Key among these concerns are the formalisation of the sector as well as provision of decent work
space that should enhance production output, job creation as well as overall contribution to the economy.

At a Zimbabwe Coalition on Debt Development (ZIMCODD) post budget seminar with members of the Parliamentary Portfolio Committee on Finance held on Friday in the capital, stakeholders concurred the sector had been overlooked in the 2020 National Budget, although it has anchored the economy in the past two decades following an economic downturn that saw bigger corporations downsizing operations while others eventually closed.

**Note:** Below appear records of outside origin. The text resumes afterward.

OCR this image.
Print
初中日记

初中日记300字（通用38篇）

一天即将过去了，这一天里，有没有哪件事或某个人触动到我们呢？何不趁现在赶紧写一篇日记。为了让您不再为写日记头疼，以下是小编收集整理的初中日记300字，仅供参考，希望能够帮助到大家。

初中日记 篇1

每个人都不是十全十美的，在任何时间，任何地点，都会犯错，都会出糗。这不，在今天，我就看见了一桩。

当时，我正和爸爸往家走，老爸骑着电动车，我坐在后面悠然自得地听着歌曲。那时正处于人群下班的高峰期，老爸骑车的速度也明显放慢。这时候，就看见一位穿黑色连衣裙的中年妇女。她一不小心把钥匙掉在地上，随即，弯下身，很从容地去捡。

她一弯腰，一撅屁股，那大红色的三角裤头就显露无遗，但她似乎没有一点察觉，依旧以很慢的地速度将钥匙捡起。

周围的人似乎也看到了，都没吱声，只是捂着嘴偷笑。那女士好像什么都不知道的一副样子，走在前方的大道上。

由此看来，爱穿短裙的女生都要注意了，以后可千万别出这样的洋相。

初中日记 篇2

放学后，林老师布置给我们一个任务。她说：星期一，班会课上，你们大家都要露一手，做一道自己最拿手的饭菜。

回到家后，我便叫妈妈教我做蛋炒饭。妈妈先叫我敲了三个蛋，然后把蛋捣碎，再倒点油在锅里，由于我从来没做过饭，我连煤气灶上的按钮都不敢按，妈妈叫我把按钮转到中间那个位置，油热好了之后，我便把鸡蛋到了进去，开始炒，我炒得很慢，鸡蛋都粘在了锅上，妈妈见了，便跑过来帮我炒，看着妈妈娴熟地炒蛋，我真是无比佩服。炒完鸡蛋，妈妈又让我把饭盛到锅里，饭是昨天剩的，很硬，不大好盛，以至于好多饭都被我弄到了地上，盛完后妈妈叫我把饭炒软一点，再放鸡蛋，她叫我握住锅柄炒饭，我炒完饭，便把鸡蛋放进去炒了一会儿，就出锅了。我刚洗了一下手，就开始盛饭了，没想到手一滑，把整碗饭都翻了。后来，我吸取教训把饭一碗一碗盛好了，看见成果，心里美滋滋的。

Vendors Initiative for Social and Economic Transformation executive director Samuel Wadzai pointed out that one of the major concerns for the sector was lack of decent working space which he said the 2020 National Budget failed to address.

“Without being pessimistic, there were efforts by the Minister to contribute to the development of the sector, such as the $90 million for development purposes, but much could have been done especially on ensuring there is creation for adequate operating space for the informal sectors, with adequate facilities like running water, toilets, shades so that traders are able to operate from spaces that are conducive for business,” he said in an interview on the sidelines of the seminar.

“On the issue of formalisation of the sector, it’s important that the Government speedily moves to ensure there is conformity and what the International Labour Organisation call recommendation 204, which calls for the formalisation of the informal sector is actualised in Zimbabwe,” he said.

Mr Wadzai also bemoaned the lack of training for the sector, yet this could help improve
production and profitability for the sector that employs an estimated 80 percent of Zimbabwe’s population.

“We need to see Government inject money to support these processes for the informal sector. We also want to benefit from any tax holidays that may be available for businesses while also contributing to economic growth,” he said.

On November 14, Finance and Economic Development Minister Mthuli Ncube presented the 2020 National Business themed “Gearing for higher productivity, growth and job creation”.

Minister Ncube said Government will continue to play a key role in capitalising various institutions which support women, youth and medium and small-scale enterprises (MSMEs) besides facilitating access to markets, workspace, trade promotion and capacity building, among other functions.

In light of this, Treasury allocated $90 million to capitalise the Small and Medium Enterprises Development Corporation (SMEDCO) as part of initiatives to support budding enterprises.

Other institutions supporting MSMEs projects such as Women Development Fund, Community Development Fund, Zimbabwe Women Micro-finance Bank and Empower Bank were also allocated $20 million, $15 million, $100 million and $50 million in that order.

The Treasury boss also highlighted the importance of creating linkages between MSMEs and large enterprises which he said played a critical role in
the development of industry and creation of employment.